Most 'dolphin dives' like this one use dolphins kept in semi-captivity
However they are still dolphins that don't live normal dolphin lives, and at the end of the day it was for this reason that I felt compelled to decline. Most of the dolphins were raised in captivity, and it is mainly the males who are let out, so it's normal that they return to their mates in the pens after excursions. Ultimately these captive dolphins might just be a little agoraphobic, and that is sad in such a free-spirited species. It has been proven possible to research dolphins effectively in the wild, so research itself cannot justify dolphin captivity. Interactions are a blessing to those lucky enough to experience them, but I feel these should happen at the dolphins' convenience, not ours.
There are tours which offer the chance to swim with wild dolphins, and if this is done respectfully then it is a more genuine and magical experience. Dolphins communicate constantly and a lot of this is through touch. In the same way that we would recoil from the touch of a prickly hedgehog, smooth-skinned dolphins find our spindly and sharp-ended fingers creepy, and are suspicious of the explosive and haphazard movements of our gangly limbs. So in the wild they approach and observe, and if they feel safe then they will spin and turn bit by bit closer.

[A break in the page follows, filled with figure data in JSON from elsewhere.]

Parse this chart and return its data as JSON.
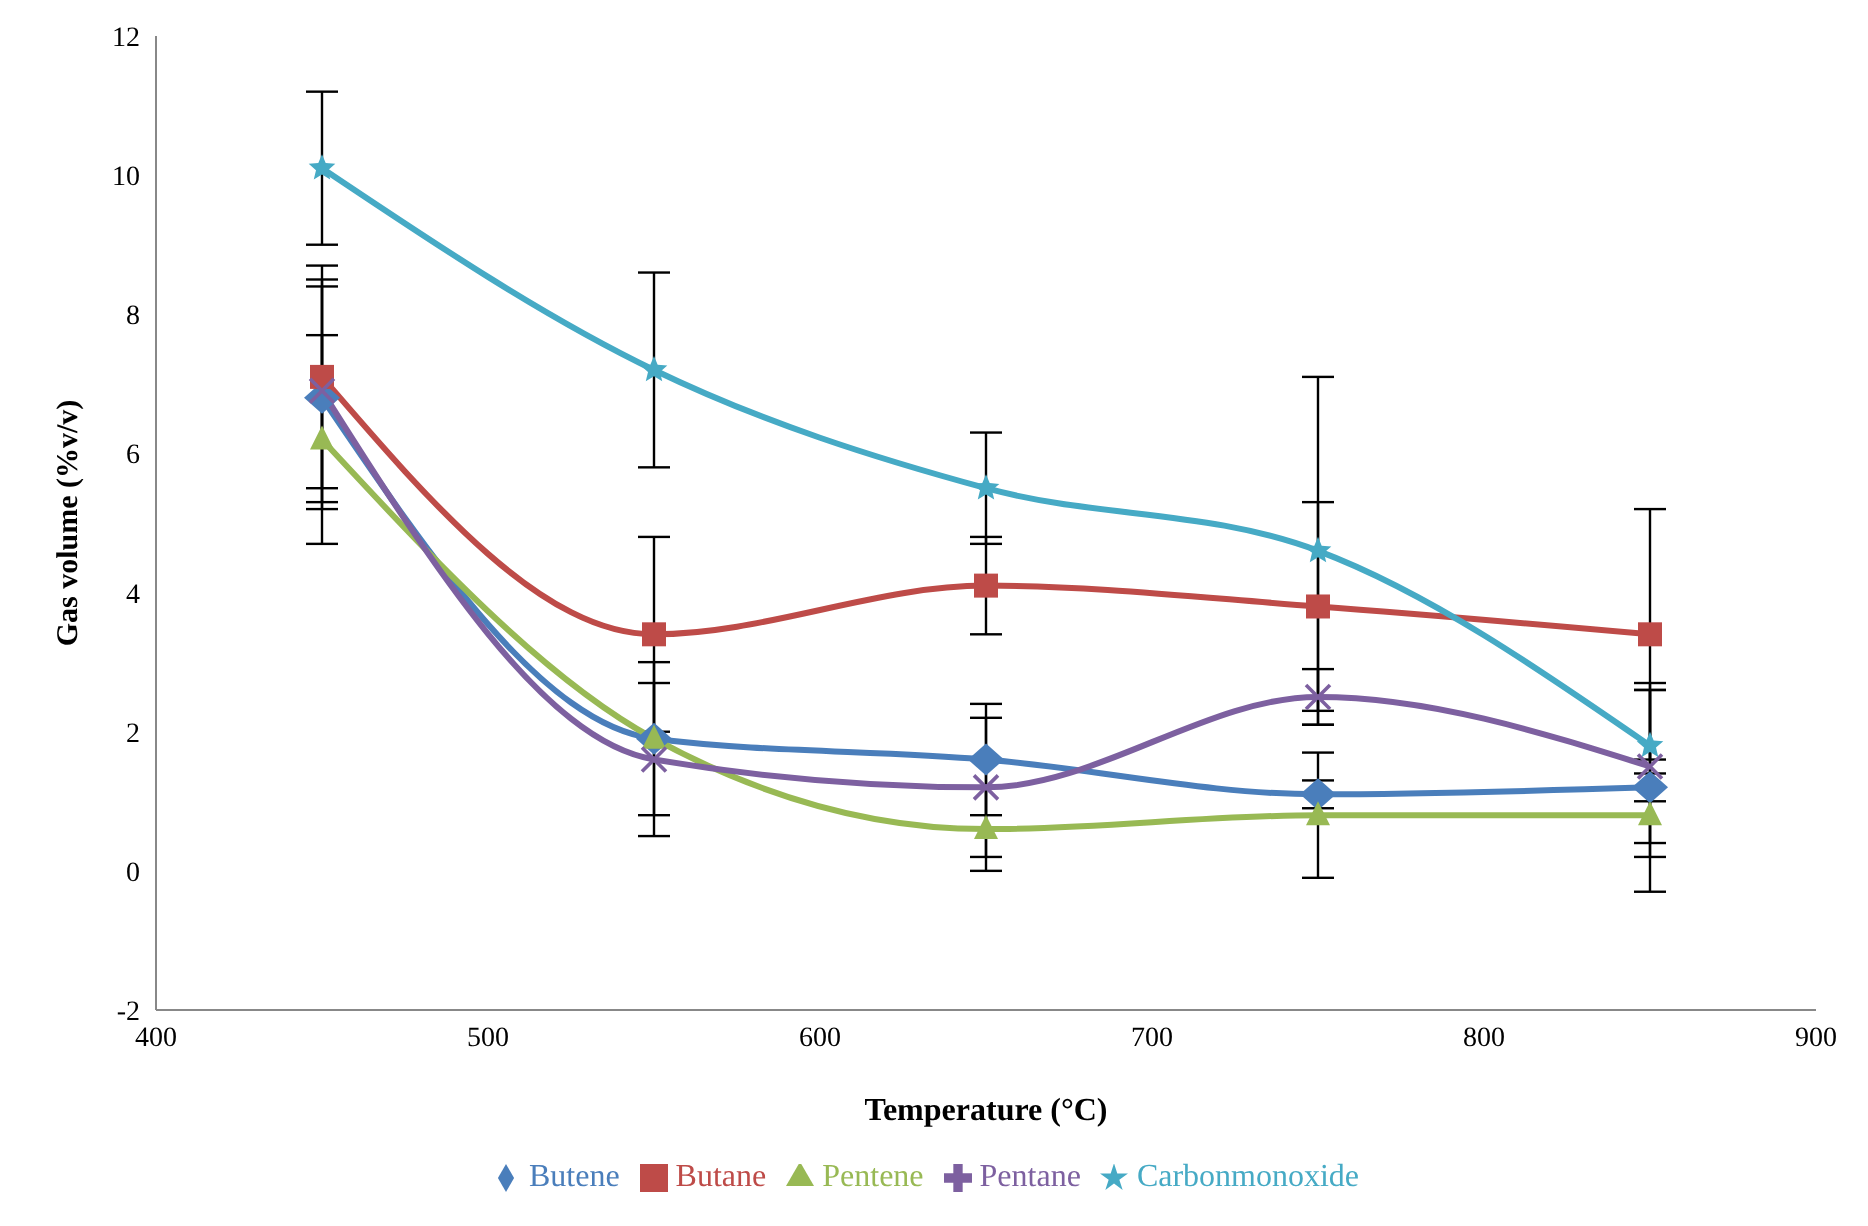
{
  "chart_data": {
    "type": "line",
    "xlabel": "Temperature (°C)",
    "ylabel": "Gas volume (%v/v)",
    "x": [
      450,
      550,
      650,
      750,
      850
    ],
    "series": [
      {
        "name": "Butene",
        "color": "#4a7ebb",
        "marker": "diamond",
        "values": [
          6.8,
          1.9,
          1.6,
          1.1,
          1.2
        ],
        "errors": [
          1.6,
          1.1,
          0.8,
          0.2,
          1.5
        ]
      },
      {
        "name": "Butane",
        "color": "#be4b48",
        "marker": "square",
        "values": [
          7.1,
          3.4,
          4.1,
          3.8,
          3.4
        ],
        "errors": [
          1.6,
          1.4,
          0.7,
          1.5,
          1.8
        ]
      },
      {
        "name": "Pentene",
        "color": "#98b954",
        "marker": "triangle",
        "values": [
          6.2,
          1.9,
          0.6,
          0.8,
          0.8
        ],
        "errors": [
          1.5,
          null,
          0.6,
          0.9,
          0.6
        ]
      },
      {
        "name": "Pentane",
        "color": "#7d60a0",
        "marker": "cross",
        "values": [
          6.9,
          1.6,
          1.2,
          2.5,
          1.5
        ],
        "errors": [
          1.6,
          1.1,
          1.0,
          0.4,
          1.1
        ]
      },
      {
        "name": "Carbonmonoxide",
        "color": "#46aac5",
        "marker": "star",
        "values": [
          10.1,
          7.2,
          5.5,
          4.6,
          1.8
        ],
        "errors": [
          1.1,
          1.4,
          0.8,
          2.5,
          0.8
        ]
      }
    ],
    "xlim": [
      400,
      900
    ],
    "xticks": [
      400,
      500,
      600,
      700,
      800,
      900
    ],
    "ylim": [
      -2,
      12
    ],
    "yticks": [
      -2,
      0,
      2,
      4,
      6,
      8,
      10,
      12
    ],
    "grid": false,
    "legend": "bottom",
    "line_style": "solid"
  }
}
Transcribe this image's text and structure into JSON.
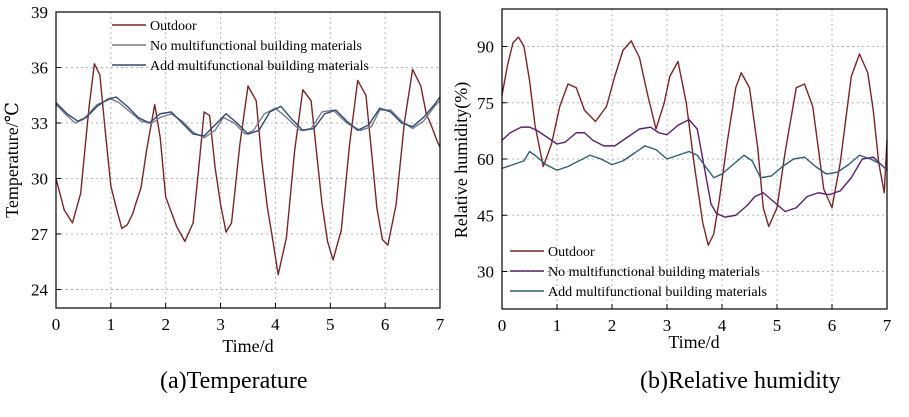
{
  "figure": {
    "caption_a": "(a)Temperature",
    "caption_b": "(b)Relative humidity"
  },
  "colors": {
    "outdoor": "#7b2626",
    "no_materials_a": "#7a7a8a",
    "add_materials_a": "#2e4a78",
    "no_materials_b": "#5c1f6e",
    "add_materials_b": "#2f5f73",
    "grid": "#b5b5b5"
  },
  "chart_data": [
    {
      "type": "line",
      "title": "",
      "xlabel": "Time/d",
      "ylabel": "Temperature/℃",
      "xlim": [
        0,
        7
      ],
      "ylim": [
        23,
        39
      ],
      "xticks": [
        "0",
        "1",
        "2",
        "3",
        "4",
        "5",
        "6",
        "7"
      ],
      "yticks": [
        "24",
        "27",
        "30",
        "33",
        "36",
        "39"
      ],
      "grid": true,
      "legend_position": "top-center",
      "series": [
        {
          "name": "Outdoor",
          "x": [
            0,
            0.15,
            0.3,
            0.45,
            0.6,
            0.7,
            0.8,
            0.9,
            1.0,
            1.1,
            1.2,
            1.3,
            1.4,
            1.45,
            1.55,
            1.65,
            1.8,
            1.9,
            2.0,
            2.1,
            2.2,
            2.35,
            2.5,
            2.6,
            2.7,
            2.8,
            2.9,
            3.0,
            3.1,
            3.2,
            3.35,
            3.5,
            3.65,
            3.75,
            3.85,
            3.95,
            4.05,
            4.2,
            4.35,
            4.5,
            4.65,
            4.75,
            4.85,
            4.95,
            5.05,
            5.2,
            5.35,
            5.5,
            5.65,
            5.75,
            5.85,
            5.95,
            6.05,
            6.2,
            6.35,
            6.5,
            6.65,
            6.75,
            6.85,
            6.95,
            7.0
          ],
          "values": [
            30.0,
            28.3,
            27.6,
            29.2,
            33.8,
            36.2,
            35.6,
            32.5,
            29.6,
            28.4,
            27.3,
            27.5,
            28.1,
            28.6,
            29.5,
            31.5,
            34.0,
            32.2,
            29.0,
            28.2,
            27.4,
            26.6,
            27.6,
            30.5,
            33.6,
            33.4,
            30.6,
            28.6,
            27.1,
            27.6,
            31.8,
            35.0,
            34.2,
            31.0,
            28.5,
            26.7,
            24.8,
            26.8,
            31.5,
            34.8,
            34.2,
            31.4,
            28.6,
            26.6,
            25.6,
            27.2,
            31.8,
            35.3,
            34.5,
            31.5,
            28.4,
            26.7,
            26.4,
            28.6,
            33.0,
            35.9,
            35.0,
            33.5,
            32.8,
            32.0,
            31.7
          ]
        },
        {
          "name": "No multifunctional building materials",
          "x": [
            0,
            0.2,
            0.35,
            0.5,
            0.75,
            1.0,
            1.15,
            1.35,
            1.55,
            1.75,
            1.9,
            2.1,
            2.3,
            2.5,
            2.7,
            2.9,
            3.05,
            3.25,
            3.45,
            3.6,
            3.8,
            4.0,
            4.2,
            4.45,
            4.65,
            4.85,
            5.05,
            5.3,
            5.55,
            5.75,
            5.9,
            6.1,
            6.3,
            6.5,
            6.7,
            6.9,
            7.0
          ],
          "values": [
            34.0,
            33.4,
            33.0,
            33.2,
            34.0,
            34.3,
            34.1,
            33.6,
            33.1,
            33.0,
            33.3,
            33.5,
            33.1,
            32.5,
            32.2,
            32.6,
            33.3,
            33.0,
            32.4,
            32.6,
            33.5,
            33.8,
            33.3,
            32.6,
            32.7,
            33.6,
            33.7,
            33.0,
            32.6,
            32.8,
            33.7,
            33.7,
            33.1,
            32.7,
            33.1,
            33.9,
            34.2
          ]
        },
        {
          "name": "Add multifunctional building materials",
          "x": [
            0,
            0.2,
            0.4,
            0.55,
            0.75,
            0.95,
            1.1,
            1.3,
            1.5,
            1.7,
            1.9,
            2.1,
            2.3,
            2.5,
            2.7,
            2.9,
            3.1,
            3.3,
            3.5,
            3.7,
            3.9,
            4.1,
            4.3,
            4.5,
            4.7,
            4.9,
            5.1,
            5.3,
            5.5,
            5.7,
            5.9,
            6.1,
            6.3,
            6.5,
            6.7,
            6.9,
            7.0
          ],
          "values": [
            34.1,
            33.5,
            33.1,
            33.3,
            33.9,
            34.3,
            34.4,
            33.9,
            33.3,
            33.0,
            33.5,
            33.6,
            33.0,
            32.4,
            32.3,
            32.9,
            33.5,
            33.0,
            32.4,
            32.6,
            33.6,
            33.9,
            33.2,
            32.6,
            32.7,
            33.5,
            33.7,
            33.1,
            32.6,
            32.9,
            33.8,
            33.6,
            33.0,
            32.8,
            33.3,
            34.0,
            34.4
          ]
        }
      ]
    },
    {
      "type": "line",
      "title": "",
      "xlabel": "Time/d",
      "ylabel": "Relative humidity(%)",
      "xlim": [
        0,
        7
      ],
      "ylim": [
        20,
        100
      ],
      "xticks": [
        "0",
        "1",
        "2",
        "3",
        "4",
        "5",
        "6",
        "7"
      ],
      "yticks": [
        "30",
        "45",
        "60",
        "75",
        "90"
      ],
      "grid": true,
      "legend_position": "bottom-center",
      "series": [
        {
          "name": "Outdoor",
          "x": [
            0,
            0.1,
            0.2,
            0.3,
            0.4,
            0.5,
            0.6,
            0.75,
            0.9,
            1.05,
            1.2,
            1.35,
            1.5,
            1.7,
            1.9,
            2.05,
            2.2,
            2.35,
            2.5,
            2.65,
            2.8,
            2.95,
            3.05,
            3.2,
            3.35,
            3.5,
            3.65,
            3.75,
            3.85,
            3.95,
            4.1,
            4.25,
            4.35,
            4.5,
            4.65,
            4.75,
            4.85,
            5.0,
            5.15,
            5.35,
            5.5,
            5.65,
            5.75,
            5.85,
            6.0,
            6.15,
            6.35,
            6.5,
            6.65,
            6.75,
            6.85,
            6.95,
            7.0
          ],
          "values": [
            77,
            85,
            91,
            92.5,
            90,
            81,
            69,
            58,
            64,
            74,
            80,
            79,
            73,
            70,
            74,
            82,
            89,
            91.5,
            87,
            77,
            68,
            75,
            82,
            86,
            75,
            58,
            43,
            37,
            40,
            49,
            65,
            79,
            83,
            79,
            63,
            47,
            42,
            47,
            62,
            79,
            80,
            74,
            63,
            52,
            47,
            59,
            82,
            88,
            83,
            73,
            59,
            51,
            65
          ]
        },
        {
          "name": "No multifunctional building materials",
          "x": [
            0,
            0.15,
            0.35,
            0.5,
            0.65,
            0.8,
            1.0,
            1.15,
            1.35,
            1.5,
            1.65,
            1.85,
            2.05,
            2.3,
            2.5,
            2.7,
            2.85,
            3.0,
            3.2,
            3.4,
            3.55,
            3.7,
            3.8,
            3.9,
            4.05,
            4.25,
            4.45,
            4.6,
            4.75,
            4.95,
            5.15,
            5.35,
            5.55,
            5.75,
            5.95,
            6.15,
            6.35,
            6.55,
            6.75,
            7.0
          ],
          "values": [
            65,
            67,
            68.5,
            68.5,
            67.5,
            66,
            64,
            64.5,
            67,
            67,
            65,
            63.5,
            63.5,
            66,
            68,
            68.5,
            67,
            66.5,
            69,
            70.5,
            68,
            56,
            48,
            45.5,
            44.5,
            45,
            47.5,
            50,
            51,
            48.5,
            46,
            47,
            50,
            51,
            50.5,
            51.5,
            55,
            60,
            60.5,
            57
          ]
        },
        {
          "name": "Add multifunctional building materials",
          "x": [
            0,
            0.2,
            0.4,
            0.5,
            0.6,
            0.8,
            1.0,
            1.2,
            1.4,
            1.6,
            1.8,
            2.0,
            2.2,
            2.4,
            2.6,
            2.8,
            3.0,
            3.2,
            3.4,
            3.55,
            3.7,
            3.85,
            4.0,
            4.2,
            4.4,
            4.55,
            4.7,
            4.9,
            5.1,
            5.3,
            5.5,
            5.7,
            5.9,
            6.1,
            6.3,
            6.5,
            6.7,
            6.9,
            7.0
          ],
          "values": [
            57.5,
            58.5,
            59.5,
            62,
            61,
            58.5,
            57,
            58,
            59.5,
            61,
            60,
            58.5,
            59.5,
            61.5,
            63.5,
            62.5,
            60,
            61,
            62,
            61,
            58,
            55,
            56,
            58.5,
            61,
            59.5,
            55,
            55.5,
            58,
            60,
            60.5,
            58,
            56,
            56.5,
            58.5,
            61,
            60,
            58.5,
            57
          ]
        }
      ]
    }
  ]
}
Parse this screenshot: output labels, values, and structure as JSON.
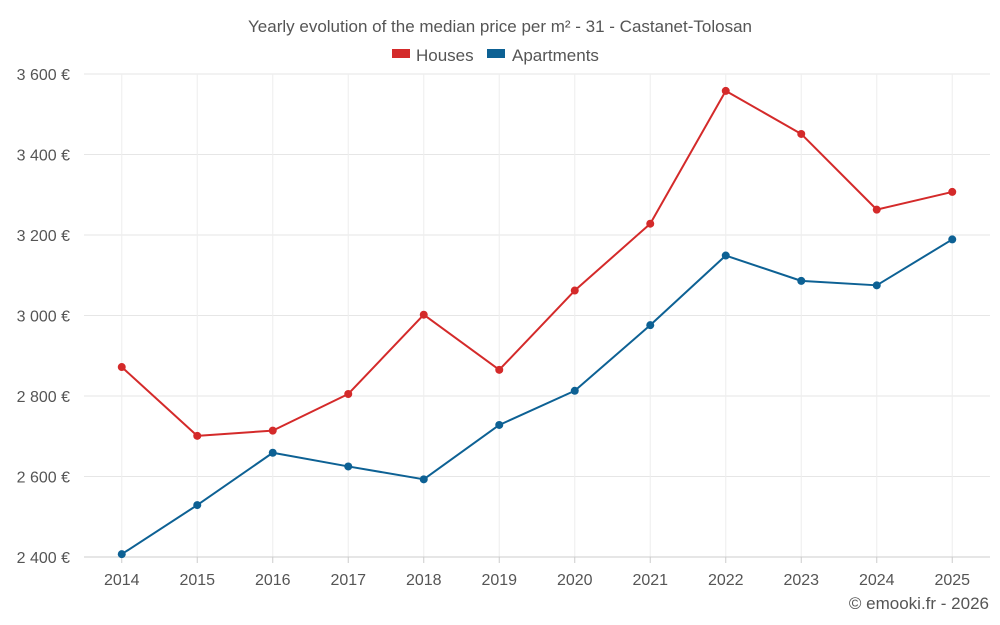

New Zealand's Hector's Dolphin, currently threatened with extinction
I've been lucky enough to experience this kind of encounter, with Bottlenose dolphins in Utila, Honduras, Atlantic Spotted Dolphins in the Bahamas and even with the threatened Hector's Dolphins of New Zealand (more on this soon).
It is a life-affirming experience, and having been blessed with these encounters I cannot in good conscience endorse any kind of dolphin captivity, even one where the dolphins seem completely happy with the arrangement.